The first car I remember my parents owning was a 1977 Chevrolet station wagon—blue, with fake wood paneling on the sides. A few months after buying the car, Dad reports, something within the passenger-side rear compartment wall, near the spare tire stowage, began to rattle. Soon, the noise irritated him enough that he disassembled the interior paneling to find and silence it.
Which is where he discovered this tool, a hand awl, presumably lost or abandoned there by an upholstery installer on the assembly line. Dad, who has never been a big fan of organized labor, at least once advocated the latter theory, i.e. that the awl was abandoned in the car, on purpose, by a worker exploiting union regs to the effect that he or she could not be required to work unless provided with the correct tool. Being considerably more liberal, I am prepared to give that long-ago UAW member the benefit of the doubt and believe it was walled up by accident.
Dad put the awl in the top drawer of his toolbox and it’s lived there ever since, though the car it came in is now thirty years gone. It’s heavy, solid, and quite well made, with a turned aluminum handle and replaceable pommel- and tip-fittings. I used it just today.
One of my uncles restored a classic British MGB, and while attending a gathering of MG owners he met a former employee of the company.
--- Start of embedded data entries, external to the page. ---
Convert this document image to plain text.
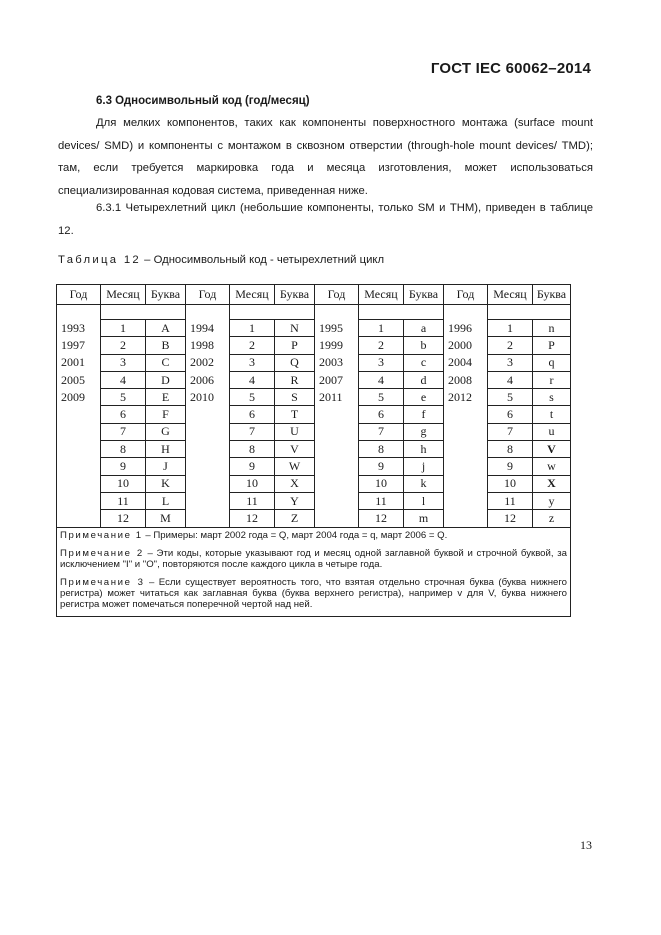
ГОСТ IEC 60062–2014
6.3 Односимвольный код (год/месяц)
Для мелких компонентов, таких как компоненты поверхностного монтажа (surface mount devices/ SMD) и компоненты с монтажом в сквозном отверстии (through-hole mount devices/ TMD); там, если требуется маркировка года и месяца изготовления, может использоваться специализированная кодовая система, приведенная ниже.
6.3.1 Четырехлетний цикл (небольшие компоненты, только SM и THM), приведен в таблице 12.
Таблица 12 – Односимвольный код - четырехлетний цикл
Год	Месяц	Буква	Год	Месяц	Буква	Год	Месяц	Буква	Год	Месяц	Буква

1993	1	A	1994	1	N	1995	1	a	1996	1	n
1997	2	B	1998	2	P	1999	2	b	2000	2	P
2001	3	C	2002	3	Q	2003	3	c	2004	3	q
2005	4	D	2006	4	R	2007	4	d	2008	4	r
2009	5	E	2010	5	S	2011	5	e	2012	5	s
	6	F		6	T		6	f		6	t
	7	G		7	U		7	g		7	u
	8	H		8	V		8	h		8	V
	9	J		9	W		9	j		9	w
	10	K		10	X		10	k		10	X
	11	L		11	Y		11	l		11	y
	12	M		12	Z		12	m		12	z

Примечание 1 – Примеры: март 2002 года = Q, март 2004 года = q, март 2006 = Q.
Примечание 2 – Эти коды, которые указывают год и месяц одной заглавной буквой и строчной буквой, за исключением "I" и "O", повторяются после каждого цикла в четыре года.
Примечание 3 – Если существует вероятность того, что взятая отдельно строчная буква (буква нижнего регистра) может читаться как заглавная буква (буква верхнего регистра), например v для V, буква нижнего регистра может помечаться поперечной чертой над ней.											
13
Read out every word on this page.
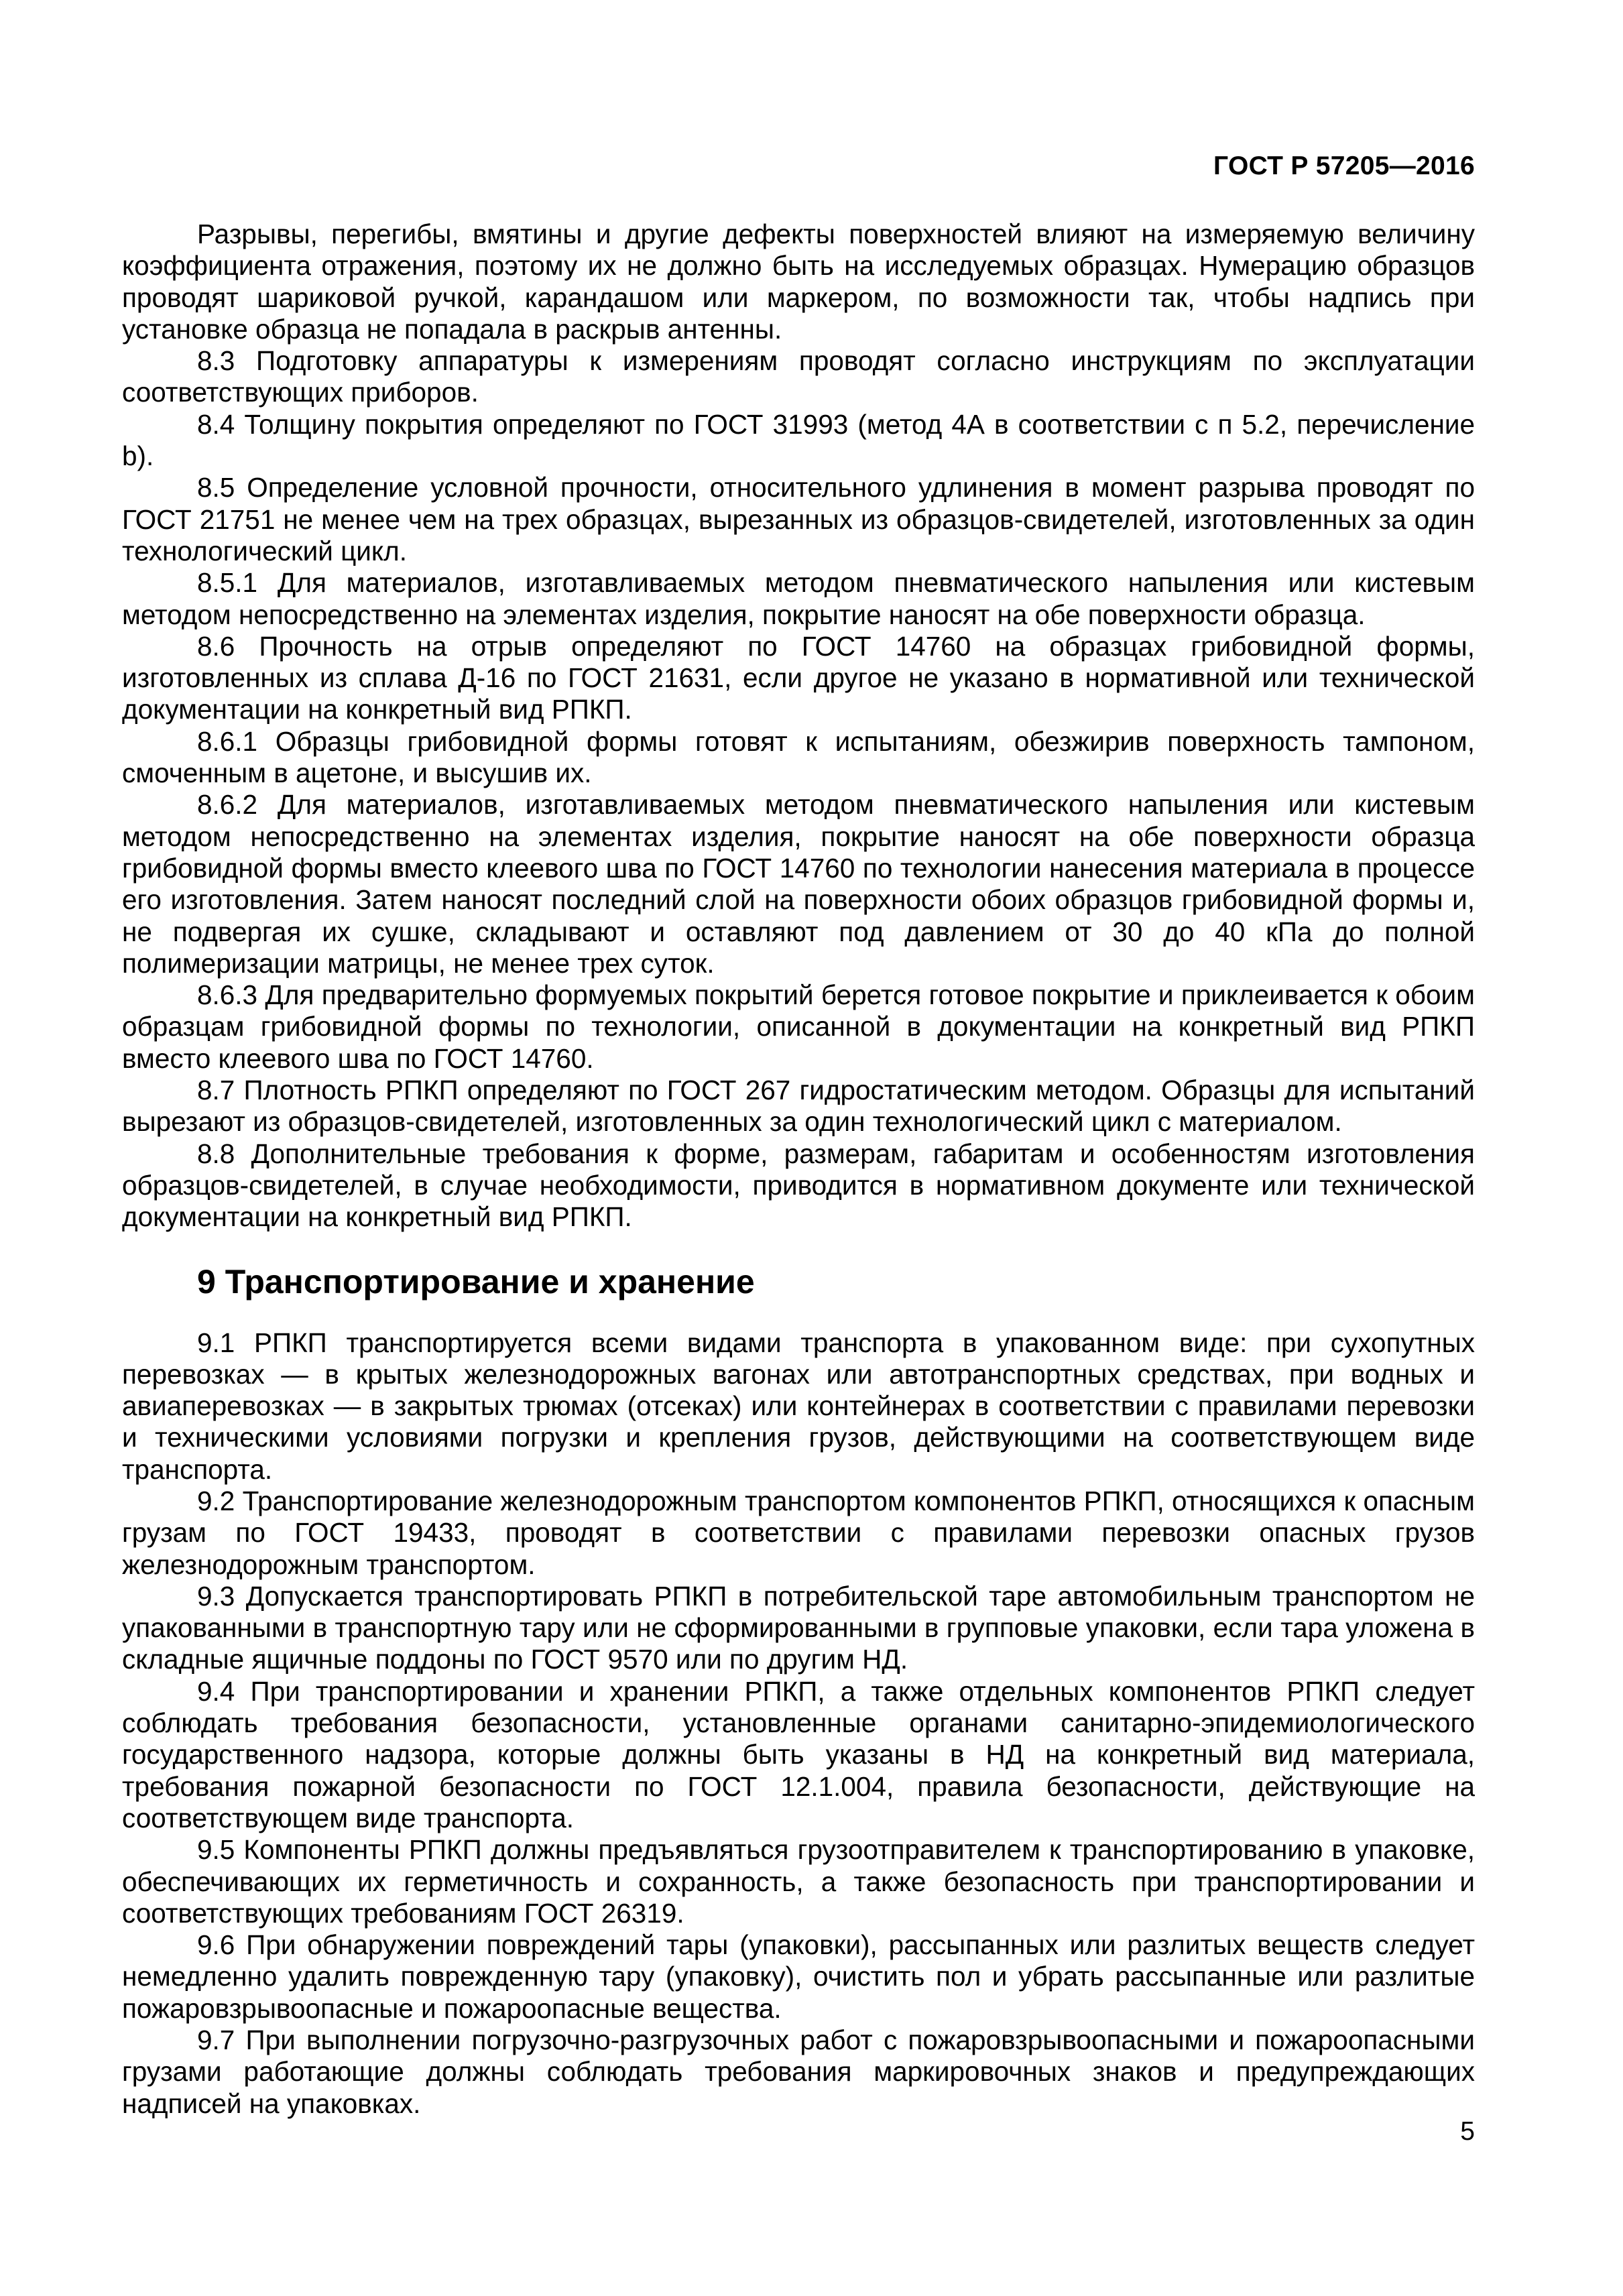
ГОСТ Р 57205—2016

Разрывы, перегибы, вмятины и другие дефекты поверхностей влияют на измеряемую величину коэффициента отражения, поэтому их не должно быть на исследуемых образцах. Нумерацию образцов проводят шариковой ручкой, карандашом или маркером, по возможности так, чтобы надпись при установке образца не попадала в раскрыв антенны.

8.3 Подготовку аппаратуры к измерениям проводят согласно инструкциям по эксплуатации соответствующих приборов.

8.4 Толщину покрытия определяют по ГОСТ 31993 (метод 4А в соответствии с п 5.2, перечисление b).

8.5 Определение условной прочности, относительного удлинения в момент разрыва проводят по ГОСТ 21751 не менее чем на трех образцах, вырезанных из образцов-свидетелей, изготовленных за один технологический цикл.

8.5.1 Для материалов, изготавливаемых методом пневматического напыления или кистевым методом непосредственно на элементах изделия, покрытие наносят на обе поверхности образца.

8.6 Прочность на отрыв определяют по ГОСТ 14760 на образцах грибовидной формы, изготовленных из сплава Д-16 по ГОСТ 21631, если другое не указано в нормативной или технической документации на конкретный вид РПКП.

8.6.1 Образцы грибовидной формы готовят к испытаниям, обезжирив поверхность тампоном, смоченным в ацетоне, и высушив их.

8.6.2 Для материалов, изготавливаемых методом пневматического напыления или кистевым методом непосредственно на элементах изделия, покрытие наносят на обе поверхности образца грибовидной формы вместо клеевого шва по ГОСТ 14760 по технологии нанесения материала в процессе его изготовления. Затем наносят последний слой на поверхности обоих образцов грибовидной формы и, не подвергая их сушке, складывают и оставляют под давлением от 30 до 40 кПа до полной полимеризации матрицы, не менее трех суток.

8.6.3 Для предварительно формуемых покрытий берется готовое покрытие и приклеивается к обоим образцам грибовидной формы по технологии, описанной в документации на конкретный вид РПКП вместо клеевого шва по ГОСТ 14760.

8.7 Плотность РПКП определяют по ГОСТ 267 гидростатическим методом. Образцы для испытаний вырезают из образцов-свидетелей, изготовленных за один технологический цикл с материалом.

8.8 Дополнительные требования к форме, размерам, габаритам и особенностям изготовления образцов-свидетелей, в случае необходимости, приводится в нормативном документе или технической документации на конкретный вид РПКП.

9 Транспортирование и хранение

9.1 РПКП транспортируется всеми видами транспорта в упакованном виде: при сухопутных перевозках — в крытых железнодорожных вагонах или автотранспортных средствах, при водных и авиаперевозках — в закрытых трюмах (отсеках) или контейнерах в соответствии с правилами перевозки и техническими условиями погрузки и крепления грузов, действующими на соответствующем виде транспорта.

9.2 Транспортирование железнодорожным транспортом компонентов РПКП, относящихся к опасным грузам по ГОСТ 19433, проводят в соответствии с правилами перевозки опасных грузов железнодорожным транспортом.

9.3 Допускается транспортировать РПКП в потребительской таре автомобильным транспортом не упакованными в транспортную тару или не сформированными в групповые упаковки, если тара уложена в складные ящичные поддоны по ГОСТ 9570 или по другим НД.

9.4 При транспортировании и хранении РПКП, а также отдельных компонентов РПКП следует соблюдать требования безопасности, установленные органами санитарно-эпидемиологического государственного надзора, которые должны быть указаны в НД на конкретный вид материала, требования пожарной безопасности по ГОСТ 12.1.004, правила безопасности, действующие на соответствующем виде транспорта.

9.5 Компоненты РПКП должны предъявляться грузоотправителем к транспортированию в упаковке, обеспечивающих их герметичность и сохранность, а также безопасность при транспортировании и соответствующих требованиям ГОСТ 26319.

9.6 При обнаружении повреждений тары (упаковки), рассыпанных или разлитых веществ следует немедленно удалить поврежденную тару (упаковку), очистить пол и убрать рассыпанные или разлитые пожаровзрывоопасные и пожароопасные вещества.

9.7 При выполнении погрузочно-разгрузочных работ с пожаровзрывоопасными и пожароопасными грузами работающие должны соблюдать требования маркировочных знаков и предупреждающих надписей на упаковках.

5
The fellow told him that during one particularly acrimonious union dispute, workers took to throwing extra bolts inside the frames of the cars. This apparently explains many mysterious rattling noises in those vehicles. MGs are notoriously unreliable, of course, but apparently at least some of their flaws were deliberate.
A lost awl, however, seems much more likely to be an accident. Even the MG guys didn’t throw useful tools away.